Il existe heureusement quelques desperados pour imaginer et dessiner des typographies, ces « écritures sans plume ». Et il n'est pas rare depuis quelques années d'entendre de nouveau parler d'entreprises de « fonderie typographique », héritage de l'époque ou les caractères d'imprimerie étaient en plomb, un métal lourd remplacé aujourd'hui par le numérique.

C'est le cas des designers nantais de l'atelier La Casse qui ont dévoilé dernièrement leur nouveau caractère : le LCT Sbire (LCT étant l'acronyme de La Casse Typographie).
Imaginé pour un usage comme texte dit de « labeur » (celui de la lecture courante), le LCT Sbire est le fruit d'un travail de plus d’un an, et d'une précision rare (pas moins de 1 000 glyphes par graisse dont petites capitales, italiques ornés, chiffres, ligatures... lui assurant un usage optimal dans plusieurs langues).
Ses créateurs en imaginent une utilisation pour des mises en pages de textes avec du « caractère » : théâtre, poésie...

LCT Sbire : 40,99 € par graisse, disponible sur le site internet de la casse

Le numéro 1 de mobiLISONS est entièrement mis en page avec LCT Sbire.


 Test approfondi de la police Sbire, par Clément Le Priol, typographe et membre du collectif Carré cousu collé

"Au-delà des règles classiques qui commandent à la création d’une police de caractères, l’appréhension de celle-ci est sujette, bien évidemment, au jugement tout subjectif du lecteur, mais bien plus, à un ressenti inconscient qui se forge, durant une vie, par tous les contacts que nous avons avec la typographie, selon les contextes, les utilisations et le message qu’elle transmet.

"De prime abord, le LCT Sbire me plaît beaucoup. D’un classicisme assumé, elle offre par petites touches une originalité dans le dessin des lettres qui lui apporte une belle vigueur.

"Elle pourrait s’apparenter aux humanes, selon la typologie de Vox, elle rappelle dans une certaine mesure l’Adobe Jenson Pro de Robert Slimbach ou le Centaur de Bruce Rogers. Mais de plus prêt, nous remarquons bien la volonté avouée de confronter le classicisme du caractère de labeur et à un trait résolument moderne, non sans rappeler subtilement la tradition du caractère de civilité.

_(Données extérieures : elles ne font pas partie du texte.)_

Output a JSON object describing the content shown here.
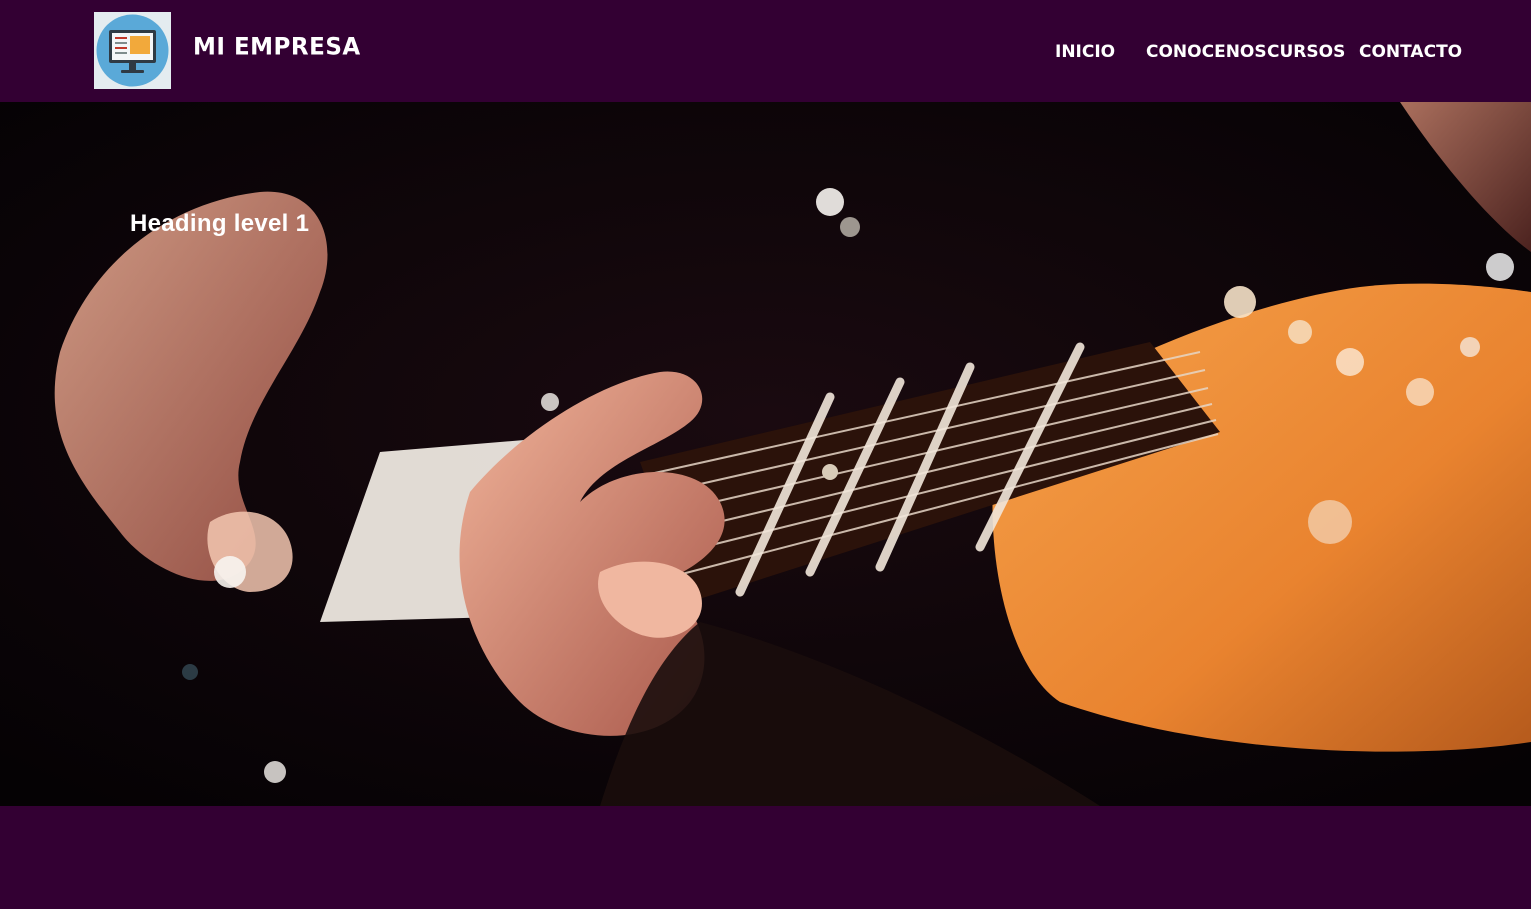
{
  "header": {
    "brand": "MI EMPRESA",
    "logo_icon": "computer-monitor-icon"
  },
  "nav": {
    "items": [
      {
        "label": "INICIO"
      },
      {
        "label": "CONOCENOS"
      },
      {
        "label": "CURSOS"
      },
      {
        "label": "CONTACTO"
      }
    ]
  },
  "hero": {
    "heading": "Heading level 1"
  },
  "colors": {
    "background": "#330033",
    "text": "#ffffff",
    "logo_circle": "#5aa9d8",
    "logo_screen": "#f2a93b"
  }
}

"Peu de contraste entre les pleins et les déliés ce qui va dans l’air du temps (la tradition française des didones semble n’être vraiment plus au goût du jour), notamment pour des affichages sur écran. Mais moult petits éléments hérités de l’esprit du caractère de civilité et de la calligraphie donnent sa vivacité du Sbire (d’autant plus notable en italique), voyez de plus prêt le « e », le « v », le « a » ou encore le « j ».

"En ce qui concerne le gris de texte, après plusieurs tests, il est élégant, clair et n’entrave en rien la lisibilité, bien au contraire. En revanche, il paraît préférable de l’utiliser avec un interlignage un peu « forcé », pour ne pas créer un effet de bloc (cela est à mettre en rapport sans doute avec le peu de contraste du Sbire).

"Ce qui me plaît moins
Des ligatures un peu grossières.
Des petites capitales qui manquent de légèreté.
Certains éléments ne semblent présents que pour démontrer la démarche, l’exemple du « e » minuscule est éclairant.
De minuscules problèmes d’approche des lettres, je pense notamment au « r » en capitale

"Ce qui me plaît
Un très belle italique, et sa variante ornée intéressante.
La vigueur générale du dessin.
Un dessin des capitales d’une belle élégance." (Clément Le Priol)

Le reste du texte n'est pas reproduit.